Ho  rilasciato, in questi giorni cinque interviste a diverse televisioni russe; otto interviste e articoli a giornali russi, a agenzie internazionali, a siti web. Ho visto (e ripubblico su www.pandoratv.it) la sintesi che Massimo Mazzucco ha prodotto, in occasione del quindicesimo anniversario dell’11/9, del suo monumentale lavoro intitolato “La Nuova Pearl Harbor”. Penso che sia impossibile insistere con le parole. Bisogna vedere e ragionare.

Vi ripropongo qui soltanto le due domande finali di questo suo ultimo lavoro.

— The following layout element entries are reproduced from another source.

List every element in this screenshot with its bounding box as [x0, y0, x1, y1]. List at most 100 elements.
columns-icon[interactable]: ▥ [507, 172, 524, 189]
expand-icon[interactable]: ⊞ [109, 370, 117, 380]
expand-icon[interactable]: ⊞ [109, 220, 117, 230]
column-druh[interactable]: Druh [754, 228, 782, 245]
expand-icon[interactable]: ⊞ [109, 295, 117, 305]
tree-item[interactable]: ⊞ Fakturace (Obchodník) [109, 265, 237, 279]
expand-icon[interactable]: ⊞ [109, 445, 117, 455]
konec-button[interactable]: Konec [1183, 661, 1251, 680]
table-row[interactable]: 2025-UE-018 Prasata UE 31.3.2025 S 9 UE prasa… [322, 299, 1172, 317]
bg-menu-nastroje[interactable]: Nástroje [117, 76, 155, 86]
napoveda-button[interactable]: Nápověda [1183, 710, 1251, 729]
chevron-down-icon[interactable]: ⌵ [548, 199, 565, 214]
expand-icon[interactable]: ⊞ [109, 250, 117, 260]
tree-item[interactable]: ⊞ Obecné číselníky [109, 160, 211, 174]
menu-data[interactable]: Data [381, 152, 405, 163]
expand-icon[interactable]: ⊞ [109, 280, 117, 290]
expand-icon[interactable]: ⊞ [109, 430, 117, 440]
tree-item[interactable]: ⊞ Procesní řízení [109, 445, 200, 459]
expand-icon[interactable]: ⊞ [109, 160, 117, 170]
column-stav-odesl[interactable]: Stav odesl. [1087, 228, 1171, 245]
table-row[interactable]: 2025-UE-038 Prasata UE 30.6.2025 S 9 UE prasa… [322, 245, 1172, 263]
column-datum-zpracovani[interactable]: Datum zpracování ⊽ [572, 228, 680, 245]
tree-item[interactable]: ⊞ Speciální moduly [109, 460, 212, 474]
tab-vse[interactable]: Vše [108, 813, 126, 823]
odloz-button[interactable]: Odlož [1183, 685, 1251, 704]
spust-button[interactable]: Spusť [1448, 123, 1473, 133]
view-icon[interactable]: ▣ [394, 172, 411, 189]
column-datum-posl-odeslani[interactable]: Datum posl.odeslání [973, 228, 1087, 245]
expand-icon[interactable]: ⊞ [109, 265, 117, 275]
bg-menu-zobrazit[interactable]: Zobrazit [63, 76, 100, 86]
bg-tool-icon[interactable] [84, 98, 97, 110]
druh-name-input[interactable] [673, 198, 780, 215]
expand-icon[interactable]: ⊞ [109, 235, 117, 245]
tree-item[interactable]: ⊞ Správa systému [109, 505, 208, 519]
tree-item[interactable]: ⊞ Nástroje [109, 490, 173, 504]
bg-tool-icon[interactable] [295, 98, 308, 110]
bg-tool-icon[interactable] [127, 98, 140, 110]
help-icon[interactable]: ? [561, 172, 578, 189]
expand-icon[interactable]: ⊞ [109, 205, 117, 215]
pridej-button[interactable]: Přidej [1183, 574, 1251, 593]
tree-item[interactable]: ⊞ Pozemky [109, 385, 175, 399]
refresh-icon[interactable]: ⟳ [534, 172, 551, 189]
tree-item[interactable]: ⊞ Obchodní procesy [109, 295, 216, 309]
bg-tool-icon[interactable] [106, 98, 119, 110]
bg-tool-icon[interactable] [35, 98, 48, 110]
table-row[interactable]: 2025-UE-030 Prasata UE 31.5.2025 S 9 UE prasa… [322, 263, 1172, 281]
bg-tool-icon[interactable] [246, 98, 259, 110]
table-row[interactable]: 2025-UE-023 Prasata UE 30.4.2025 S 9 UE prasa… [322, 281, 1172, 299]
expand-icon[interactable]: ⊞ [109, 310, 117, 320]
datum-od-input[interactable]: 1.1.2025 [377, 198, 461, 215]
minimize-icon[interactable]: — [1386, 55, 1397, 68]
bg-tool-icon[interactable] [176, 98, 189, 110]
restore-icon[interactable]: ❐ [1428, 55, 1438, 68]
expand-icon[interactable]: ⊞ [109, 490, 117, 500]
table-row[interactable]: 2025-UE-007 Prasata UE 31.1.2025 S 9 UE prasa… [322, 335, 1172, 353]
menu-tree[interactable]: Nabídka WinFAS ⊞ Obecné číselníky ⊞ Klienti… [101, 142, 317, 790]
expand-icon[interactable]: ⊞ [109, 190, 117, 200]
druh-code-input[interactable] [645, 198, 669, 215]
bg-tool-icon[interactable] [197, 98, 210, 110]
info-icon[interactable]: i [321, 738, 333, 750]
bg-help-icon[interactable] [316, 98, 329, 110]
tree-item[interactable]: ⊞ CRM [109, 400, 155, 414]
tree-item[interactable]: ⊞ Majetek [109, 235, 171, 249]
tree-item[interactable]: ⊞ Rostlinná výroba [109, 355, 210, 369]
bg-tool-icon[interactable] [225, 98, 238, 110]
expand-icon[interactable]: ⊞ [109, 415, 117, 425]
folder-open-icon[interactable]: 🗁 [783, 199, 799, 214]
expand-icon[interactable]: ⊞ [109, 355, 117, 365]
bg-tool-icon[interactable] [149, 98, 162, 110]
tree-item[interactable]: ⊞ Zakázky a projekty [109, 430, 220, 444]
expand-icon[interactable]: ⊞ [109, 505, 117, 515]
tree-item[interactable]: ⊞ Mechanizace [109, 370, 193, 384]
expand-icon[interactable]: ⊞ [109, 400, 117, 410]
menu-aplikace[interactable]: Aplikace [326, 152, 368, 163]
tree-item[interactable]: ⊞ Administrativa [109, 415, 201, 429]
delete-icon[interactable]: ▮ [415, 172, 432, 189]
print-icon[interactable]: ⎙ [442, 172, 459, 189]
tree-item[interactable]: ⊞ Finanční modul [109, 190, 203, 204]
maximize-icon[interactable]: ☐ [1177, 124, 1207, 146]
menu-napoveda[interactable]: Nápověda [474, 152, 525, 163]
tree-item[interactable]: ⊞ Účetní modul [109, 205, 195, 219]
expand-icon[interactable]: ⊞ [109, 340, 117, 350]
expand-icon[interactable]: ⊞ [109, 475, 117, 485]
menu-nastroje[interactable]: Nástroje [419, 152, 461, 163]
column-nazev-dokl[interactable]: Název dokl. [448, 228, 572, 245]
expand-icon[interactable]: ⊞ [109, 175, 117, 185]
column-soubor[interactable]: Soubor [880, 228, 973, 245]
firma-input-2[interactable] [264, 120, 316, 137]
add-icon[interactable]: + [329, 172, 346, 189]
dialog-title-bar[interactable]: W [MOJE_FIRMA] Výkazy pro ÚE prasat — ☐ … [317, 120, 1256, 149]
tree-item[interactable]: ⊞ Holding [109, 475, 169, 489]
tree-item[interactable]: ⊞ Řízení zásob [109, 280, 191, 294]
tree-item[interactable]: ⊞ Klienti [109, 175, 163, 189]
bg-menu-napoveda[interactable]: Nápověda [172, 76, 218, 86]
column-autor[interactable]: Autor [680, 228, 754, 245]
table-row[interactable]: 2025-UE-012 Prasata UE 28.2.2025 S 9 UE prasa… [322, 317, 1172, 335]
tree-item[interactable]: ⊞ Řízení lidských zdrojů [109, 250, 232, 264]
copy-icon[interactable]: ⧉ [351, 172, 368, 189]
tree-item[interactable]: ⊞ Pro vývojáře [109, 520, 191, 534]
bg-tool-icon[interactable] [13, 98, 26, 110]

Domande che valgono per tutti, senza distinzione alcuna, qualsiasi sia la loro storia, la loro provenienza ideologica (se ce l’hanno), la loro religione (se ce l’hanno), il loro credo politico (se ne hanno ancora uno). La “guerra infinita” che fu annunciata allora e prese inizio da quella tragedia, ci ha ormai raggiunto. E’ qui.

1) Domanda: Se tu fossi a conoscenza di una consistente prova che possa mettere in discussione la versione ufficiale di quell’evento e che implichi il coinvolgimento di alcuni membri del governo statunitense nell’attacco terroristico, allora sarebbe più anti-patriottico e anti-americano il chiedere una nuova indagine? Oppure lo sarebbe il fare finta di niente e insistere che una tale prova non esiste?

2) Domanda: Poiché la fiducia delle persone nelle istituzioni è questione di cruciale importanza per il benessere e la stabilità di una nazione, ritieni che una tale fiducia sarebbe meglio rafforzata negando l’evidenza di una cospirazione, oppure  portando di fronte a una corte penale coloro che sono sospettati di averla fatta, affinché ne rendano conto?